Estudos comprovam que a luz solar tanto ativa quanto potencializa a produção dos neurotransmissores  serotonina e dopamina, relacionados à felicidade e ao bem-estar.


            Dias escuros, assim como chuvosos, não acionam ou limitam esse mecanismo.


            Diante disso, surgem problemas mentais em função das estações do ano: o transtorno afetivo sazonal, por exemplo, é um quadro que apresenta sintomas de depressão no inverno e melhoras no verão.

           Num livro clássico sobre suicídio, o sociólogo francês Émile Durkheim, ao analisar as taxas de mortes auto induzidas em países da Europa do século 19, descobriu que os casos costumam ocorrer no verão e não no inverno.

           As estatísticas demonstram que não é na Europa nem na América do Norte que estão concentrados o maior número de casos de suicídio.

           Segundo a Organização Mundial da Saúde (OMS), 79% dos casos de suicídios ocorrem em países de baixa e média renda, em que o Brasil está em oitavo lugar.

          Os mais afetados são populações vulneráveis, como imigrantes, LGBT+, indígenas e presos, o que confirma que, sozinho, o inverno não é responsável pela depressão.

          A doença mental da modernidade, ao lado da ansiedade, é uma mistura de fatores genéticos, traumas do passado e outras causas.


          O sul do Brasil registrou 23% de todos os casos de suicídio de 2017 no país, apesar de concentrar 14% da população brasileira, segundo boletim do Ministério da Saúde. 
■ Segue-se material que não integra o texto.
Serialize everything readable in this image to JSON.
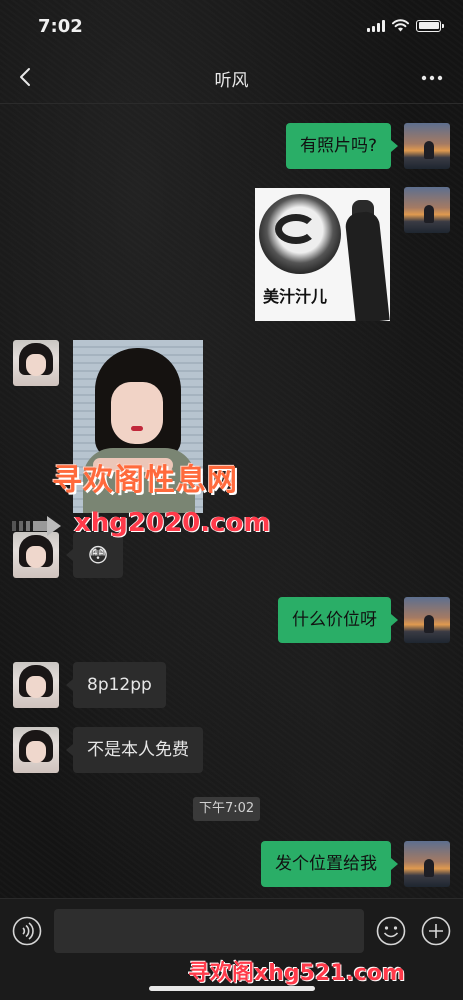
{
  "status_bar": {
    "time": "7:02"
  },
  "nav": {
    "title": "听风"
  },
  "messages": [
    {
      "side": "right",
      "type": "text",
      "text": "有照片吗?"
    },
    {
      "side": "right",
      "type": "sticker",
      "caption": "美汁汁儿"
    },
    {
      "side": "left",
      "type": "photo"
    },
    {
      "side": "left",
      "type": "emoji",
      "emoji": "😳"
    },
    {
      "side": "right",
      "type": "text",
      "text": "什么价位呀"
    },
    {
      "side": "left",
      "type": "text",
      "text": "8p12pp"
    },
    {
      "side": "left",
      "type": "text",
      "text": "不是本人免费"
    },
    {
      "side": "right",
      "type": "text",
      "text": "发个位置给我"
    }
  ],
  "time_divider": "下午7:02",
  "watermarks": {
    "line1": "寻欢阁性息网",
    "line2": "xhg2020.com",
    "bottom": "寻欢阁xhg521.com"
  },
  "colors": {
    "outgoing_bubble": "#2aae67",
    "incoming_bubble": "#2c2c2c",
    "background": "#141414"
  },
  "icons": {
    "back": "chevron-left-icon",
    "more": "more-dots-icon",
    "voice": "voice-icon",
    "emoji": "emoji-icon",
    "plus": "plus-icon"
  }
}
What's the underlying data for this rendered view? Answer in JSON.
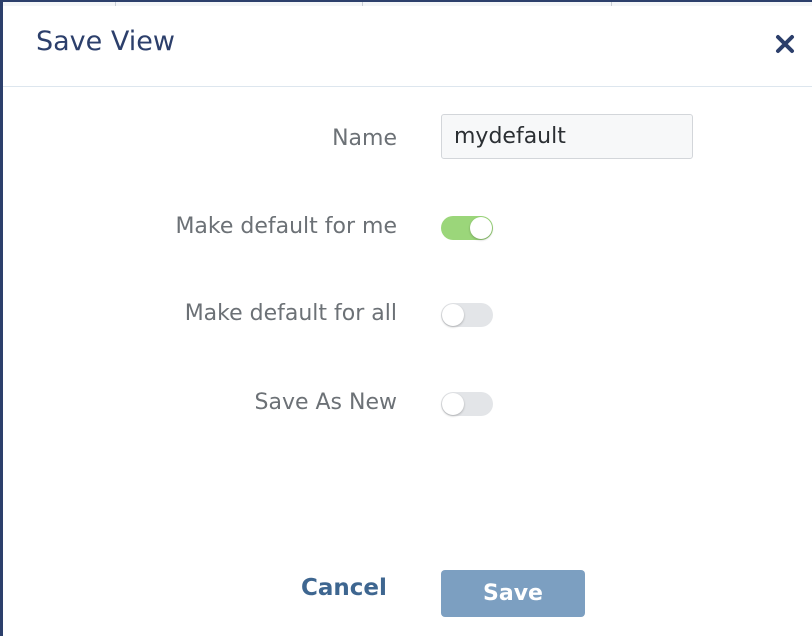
{
  "dialog": {
    "title": "Save View",
    "close_icon": "close-icon"
  },
  "form": {
    "name_label": "Name",
    "name_value": "mydefault",
    "toggles": [
      {
        "label": "Make default for me",
        "checked": true
      },
      {
        "label": "Make default for all",
        "checked": false
      },
      {
        "label": "Save As New",
        "checked": false
      }
    ]
  },
  "buttons": {
    "cancel_label": "Cancel",
    "save_label": "Save"
  },
  "colors": {
    "title": "#2c3f6b",
    "toggle_on": "#9bd67a",
    "toggle_off": "#e3e5e8",
    "save_button": "#7c9fc1",
    "cancel_link": "#3e6690"
  }
}
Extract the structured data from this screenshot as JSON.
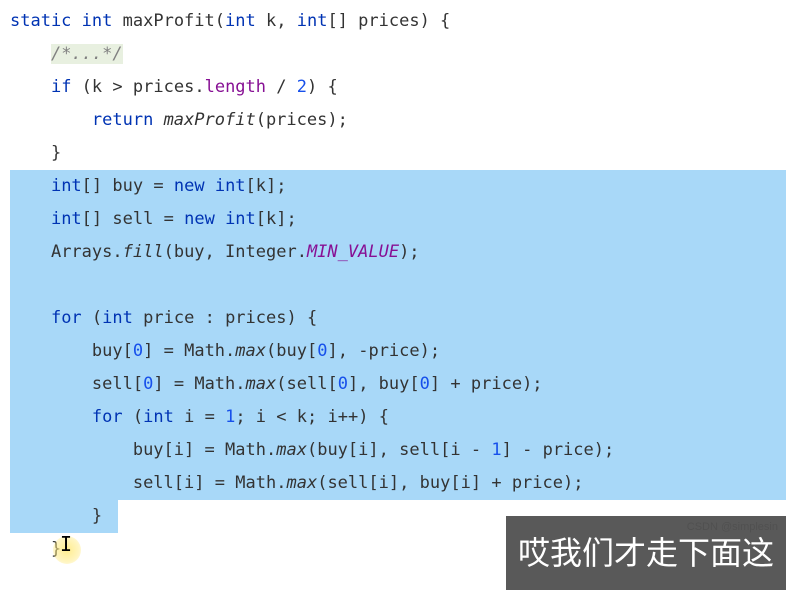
{
  "code": {
    "l1_kw1": "static",
    "l1_kw2": "int",
    "l1_method": "maxProfit",
    "l1_kw3": "int",
    "l1_var1": "k",
    "l1_kw4": "int",
    "l1_var2": "prices",
    "l2_comment": "/*...*/",
    "l3_kw1": "if",
    "l3_var1": "k",
    "l3_op1": ">",
    "l3_var2": "prices",
    "l3_field": "length",
    "l3_op2": "/",
    "l3_num": "2",
    "l4_kw1": "return",
    "l4_method": "maxProfit",
    "l4_var1": "prices",
    "l5_brace": "}",
    "l6_kw1": "int",
    "l6_var1": "buy",
    "l6_op": "=",
    "l6_kw2": "new",
    "l6_kw3": "int",
    "l6_var2": "k",
    "l7_kw1": "int",
    "l7_var1": "sell",
    "l7_op": "=",
    "l7_kw2": "new",
    "l7_kw3": "int",
    "l7_var2": "k",
    "l8_cls": "Arrays",
    "l8_method": "fill",
    "l8_var1": "buy",
    "l8_cls2": "Integer",
    "l8_const": "MIN_VALUE",
    "l10_kw1": "for",
    "l10_kw2": "int",
    "l10_var1": "price",
    "l10_op": ":",
    "l10_var2": "prices",
    "l11_var1": "buy",
    "l11_num1": "0",
    "l11_op": "=",
    "l11_cls": "Math",
    "l11_method": "max",
    "l11_var2": "buy",
    "l11_num2": "0",
    "l11_op2": "-",
    "l11_var3": "price",
    "l12_var1": "sell",
    "l12_num1": "0",
    "l12_op": "=",
    "l12_cls": "Math",
    "l12_method": "max",
    "l12_var2": "sell",
    "l12_num2": "0",
    "l12_var3": "buy",
    "l12_num3": "0",
    "l12_op2": "+",
    "l12_var4": "price",
    "l13_kw1": "for",
    "l13_kw2": "int",
    "l13_var1": "i",
    "l13_op1": "=",
    "l13_num1": "1",
    "l13_var2": "i",
    "l13_op2": "<",
    "l13_var3": "k",
    "l13_var4": "i",
    "l13_op3": "++",
    "l14_var1": "buy",
    "l14_var2": "i",
    "l14_op": "=",
    "l14_cls": "Math",
    "l14_method": "max",
    "l14_var3": "buy",
    "l14_var4": "i",
    "l14_var5": "sell",
    "l14_var6": "i",
    "l14_op2": "-",
    "l14_num": "1",
    "l14_op3": "-",
    "l14_var7": "price",
    "l15_var1": "sell",
    "l15_var2": "i",
    "l15_op": "=",
    "l15_cls": "Math",
    "l15_method": "max",
    "l15_var3": "sell",
    "l15_var4": "i",
    "l15_var5": "buy",
    "l15_var6": "i",
    "l15_op2": "+",
    "l15_var7": "price",
    "l16_brace": "}",
    "l17_brace": "}"
  },
  "subtitle": "哎我们才走下面这",
  "watermark": "CSDN @simplesin"
}
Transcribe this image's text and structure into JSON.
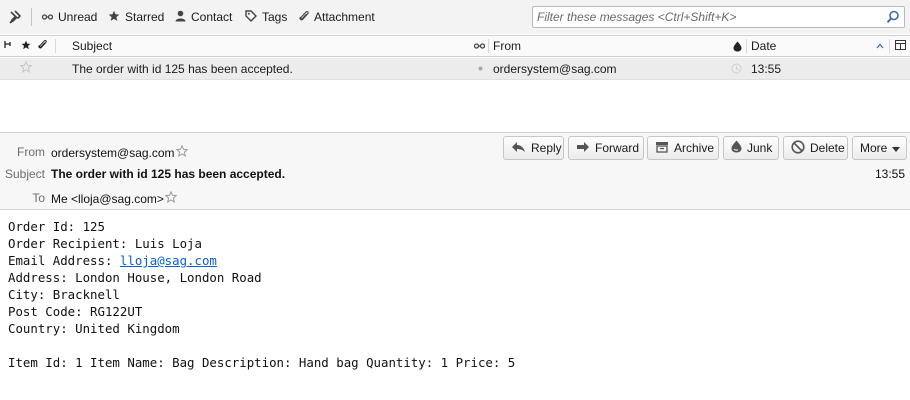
{
  "toolbar": {
    "filters": [
      {
        "label": "Unread",
        "icon": "unread-icon"
      },
      {
        "label": "Starred",
        "icon": "star-icon"
      },
      {
        "label": "Contact",
        "icon": "contact-icon"
      },
      {
        "label": "Tags",
        "icon": "tag-icon"
      },
      {
        "label": "Attachment",
        "icon": "paperclip-icon"
      }
    ],
    "filter_placeholder": "Filter these messages <Ctrl+Shift+K>"
  },
  "thread_columns": {
    "subject": "Subject",
    "from": "From",
    "date": "Date"
  },
  "message_row": {
    "subject": "The order with id 125 has been accepted.",
    "from": "ordersystem@sag.com",
    "date": "13:55"
  },
  "header": {
    "from_label": "From",
    "from_value": "ordersystem@sag.com",
    "subject_label": "Subject",
    "subject_value": "The order with id 125 has been accepted.",
    "to_label": "To",
    "to_value": "Me <lloja@sag.com>",
    "time": "13:55",
    "buttons": {
      "reply": "Reply",
      "forward": "Forward",
      "archive": "Archive",
      "junk": "Junk",
      "delete": "Delete",
      "more": "More"
    }
  },
  "body": {
    "line1": "Order Id: 125",
    "line2": "Order Recipient: Luis Loja",
    "line3_prefix": "Email Address: ",
    "line3_email": "lloja@sag.com",
    "line4": "Address: London House, London Road",
    "line5": "City: Bracknell",
    "line6": "Post Code: RG122UT",
    "line7": "Country: United Kingdom",
    "line9": "Item Id: 1 Item Name: Bag Description: Hand bag Quantity: 1 Price: 5"
  },
  "colors": {
    "link": "#0b5ed7",
    "toolbar_bg": "#f3f3f3",
    "selected_row": "#ececec"
  }
}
          E o Rio Grande do Sul tem as maiores taxas entre os Estados: 10,3 mortes por suicídio a cada 100 mil habitantes, quase duas vezes maior do que a taxa nacional, de 5,5.



         A Secretaria de Saúde do Rio Grande do Sul (SES) trata o tema como problema de saúde pública. A zona de maior risco é o Vale do Rio Pardo, região de plantio de fumo. Há estudos apontando que agricultores responsáveis por essa atividade têm maiores taxas de suicídio – os riscos seriam desde o uso do agrotóxico, aplicado de forma manual, até uma autoestima mais baixa, afetada pelos maus olhos que grande parte da sociedade destina a quem trabalha na cadeia do cigarro.



             Países escandinavos, com clima predominantemente frio e noites prolongadas, têm grandes taxas de depressão e de suicídio. O Rio Grande do Sul, onde o inverno é acentuado em comparação ao resto do Brasil, tem as maiores taxas de suicídio do Brasil — ressalta Cláudio Meneghello Martins, diretor da Associação Brasileira de Psiquiatria (ABP).



          O frio proporciona um isolamento social maior, mas entram também a predisposição genética e o estresse ambiental, como violência urbana, pobreza ou maus-tratos emocionais, salienta o psiquiatra.


          Ainda que o escuro seja naturalmente associado ao perigo e ao que não é visível, o psiquiatra Luiz Carlos Mabilde, da Sociedade de Psicanálise de Porto Alegre (SPPA), destaca que nenhum clima é essencialmente melancólico ou inspirador: o indivíduo é responsável por conceber significados a eventos.


         Se para um morador da cidade a chuva pode suscitar tristeza, para um fazendeiro pode ser sinal de alegria e de prosperidade na plantação.


         O dia ensolarado é um dia como qualquer outro. E o dia cinzento também. Projetamos no sol e no cinza questões que já existem dentro de nós. Se estamos bem, não é o dia acinzentado que vai nos deprimir, nem o sol irá nos deixar eufóricos.